Martedì – 5 settembre 2017

1Ts 5,1-6.9-11; Sal 26; Lc 4,31-37
31 Poi discese a Cafarnao, una città della Galilea, e al sabato ammaestrava la gente. 32 Rimanevano colpiti dal suo insegnamento, perché parlava con autorità. 33 Nella sinagoga c’era un uomo con un demonio immondo e cominciò a gridare forte: 34 «Basta! Che abbiamo a che fare con te, Gesù Nazareno? Sei venuto a rovinarci? So bene chi sei: il Santo di Dio!». 35 Gesù gli intimò: «Taci, esci da costui!». E il demonio, gettatolo a terra in mezzo alla gente, uscì da lui, senza fargli alcun male. 36 Tutti furono presi da paura e si dicevano l’un l’altro: «Che parola è mai questa, che comanda con autorità e potenza agli spiriti immondi ed essi se ne vanno?». 37 E si diffondeva la fama di lui in tutta la regione.

Quanto bisogno c’è di questo tipo di autorità! Autorità che è contemporaneamente autorevolezza. L’autorità di chi parla come vive e vive come parla. Quanto ce ne sarebbe bisogno anche in famiglia, da parte di noi genitori. Quanto ce ne sarebbe bisogno nella Chiesa dove l’apparenza sembra sempre prendere il sopravvento sulla sostanza.

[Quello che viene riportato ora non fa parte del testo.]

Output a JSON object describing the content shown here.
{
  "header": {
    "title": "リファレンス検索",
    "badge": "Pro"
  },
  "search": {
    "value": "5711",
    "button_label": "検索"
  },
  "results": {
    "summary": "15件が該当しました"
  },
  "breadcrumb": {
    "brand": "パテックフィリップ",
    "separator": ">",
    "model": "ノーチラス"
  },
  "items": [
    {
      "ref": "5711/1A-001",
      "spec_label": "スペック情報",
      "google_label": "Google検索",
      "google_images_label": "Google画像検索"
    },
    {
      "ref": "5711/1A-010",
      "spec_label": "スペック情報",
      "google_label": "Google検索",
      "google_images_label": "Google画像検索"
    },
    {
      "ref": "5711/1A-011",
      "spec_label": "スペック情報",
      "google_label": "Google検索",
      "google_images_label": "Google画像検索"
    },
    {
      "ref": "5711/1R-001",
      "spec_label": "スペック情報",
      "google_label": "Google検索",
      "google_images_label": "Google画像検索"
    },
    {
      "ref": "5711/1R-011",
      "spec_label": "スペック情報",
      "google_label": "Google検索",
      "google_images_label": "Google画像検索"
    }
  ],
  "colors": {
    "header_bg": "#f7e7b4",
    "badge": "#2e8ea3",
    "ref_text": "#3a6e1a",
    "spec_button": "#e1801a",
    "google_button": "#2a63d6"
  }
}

Come ce ne sarebbe bisogno nella società in cui sembra che l’unico criterio di scelta sia il proprio interesse, ma condito come se fosse bene comune. Ci sono ancora persone autorevoli, ma quasi quasi, come dice il Vangelo ci fanno paura o ci sembrano esagerate e fatichiamo a dar loro credito e fiducia.
Un pensiero per riflettere Mi scrivi che, in genere, la gente è ben poco generosa con il proprio danaro. Bei discorsi, entusiasmi rumorosi, promesse, programmi. —Al momento del sacrificio sono pochi quelli che “danno una mano”. E, se danno qualcosa, è necessario che vi sia di mezzo un divertimento —ballo, lotteria, film, veglione— o la pubblicità o la lista delle offerte sulla stampa. —Il quadro è triste, però ha delle eccezioni: sii anche tu fra coloro che, quando offrono un’elemosina, non permettono che la loro mano sinistra sappia quello che fa la destra.